Entity Centric Neural Models for Natural Language Processing
Nicola De Cao

Abstract:
Entities are at the center of how we represent and aggregate knowledge. For instance, in Encyclopedias such as Wikipedia information is grouped according to entities (e.g., one entity per article). However, although contemporary NLP technology has become remarkably successful in machine-driven question answering, modern neural network models struggle to incorporate structured information about entities into their decision process. In this thesis, "Entity Centric Neural Models for Natural Language Processing", we investigate how to build effective neural network models exploiting entity information for natural language understanding. We mainly consider three research questions:

How can we exploit entities to tackle Natural Language Understanding tasks? We introduce a neural model that integrates reasons relying on information spread within and across multiple documents (chapter 3). We frame it as an inference problem on a graph. Mentions of entities are nodes of this graph, while edges encode relations between different mentions (e.g., within- and cross-document co-reference). Graph convolutional networks (GCNs) are applied to these graphs and trained to perform multi-step reasoning. Our Entity-GCN method is scalable and compact, and it achieved state-of-the-art results at the time of writing (i.e., 2018) on WikiHop, a popular multi-document question-answering dataset.

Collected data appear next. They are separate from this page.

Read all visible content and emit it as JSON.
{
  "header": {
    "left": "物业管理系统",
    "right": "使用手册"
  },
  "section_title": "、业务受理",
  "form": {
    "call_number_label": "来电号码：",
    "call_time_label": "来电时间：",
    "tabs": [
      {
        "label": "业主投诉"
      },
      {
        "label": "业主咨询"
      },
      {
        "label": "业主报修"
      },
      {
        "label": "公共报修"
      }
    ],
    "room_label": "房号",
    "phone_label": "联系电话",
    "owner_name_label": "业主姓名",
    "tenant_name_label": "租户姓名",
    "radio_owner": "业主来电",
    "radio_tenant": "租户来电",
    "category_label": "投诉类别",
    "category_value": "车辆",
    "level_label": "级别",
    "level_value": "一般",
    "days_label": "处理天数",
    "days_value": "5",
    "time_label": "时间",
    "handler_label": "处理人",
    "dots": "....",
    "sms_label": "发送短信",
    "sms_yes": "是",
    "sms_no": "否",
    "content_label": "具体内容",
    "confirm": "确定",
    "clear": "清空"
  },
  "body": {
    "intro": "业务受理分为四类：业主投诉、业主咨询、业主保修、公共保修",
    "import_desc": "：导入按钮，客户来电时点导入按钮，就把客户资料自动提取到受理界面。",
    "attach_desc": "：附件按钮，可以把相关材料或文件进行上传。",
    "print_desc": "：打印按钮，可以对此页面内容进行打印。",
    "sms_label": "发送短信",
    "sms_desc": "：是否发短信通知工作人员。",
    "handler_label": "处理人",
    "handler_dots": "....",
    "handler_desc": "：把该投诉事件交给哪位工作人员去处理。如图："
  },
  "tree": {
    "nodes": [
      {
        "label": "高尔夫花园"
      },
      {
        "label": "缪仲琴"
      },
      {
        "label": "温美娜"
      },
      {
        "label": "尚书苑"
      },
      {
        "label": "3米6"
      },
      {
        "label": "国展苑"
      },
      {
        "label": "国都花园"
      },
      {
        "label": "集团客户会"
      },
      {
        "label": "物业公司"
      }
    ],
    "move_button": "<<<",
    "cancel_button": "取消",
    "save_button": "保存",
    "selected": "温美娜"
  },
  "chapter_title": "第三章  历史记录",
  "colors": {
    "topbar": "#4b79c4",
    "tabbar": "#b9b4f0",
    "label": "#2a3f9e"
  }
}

How can we exploit large pre-trained language models to identify and disambiguate entities in the text? We propose the first system that retrieves entities by generating their unique names, left to right, token-by-token in an autoregressive fashion (chapter 4). Our model mitigates the limitations of well-established two-tower dot-product-based models that potentially miss fine-grained interactions between text and entities in a Knowledge Base. Additionally, we significantly reduced the memory footprint of current systems (up to 15 times) because the parameters of our encoder-decoder architecture scale with vocabulary size, not the entity count. We also extend our approach to a large multilingual setting with more than 100 languages (chapter 5). In this setting, we match against entity names of as many languages as possible, which allows exploiting language connections between source input and target name. Finally, we also propose a very efficient approach that parallelizes autoregressive linking across all potential mentions and relies on a shallow and efficient decoder which allows a >70 faster model with no performance drop (chapter 6).

How can we interpret and control a model's internal knowledge about entities? We introduce a novel post-hoc interpretation technique for inspecting how decisions emerge across layers in neural models in chapter 7. Our system learns to mask-out subsets of vectors while maintaining differentiability. This lets us not only plot attribution heatmaps but also analyze how decisions are formed across network layers. We use this system to study BERT models on sentiment classification and question answering additionally showing that this technique can be applied to the graph-based model presented in chapter 3. Finally, we also propose a method that can be used to edit this factual knowledge about entities and, thus, fix 'bugs' or unexpected predictions without the need for expensive re-training or fine-tuning (chapter 8).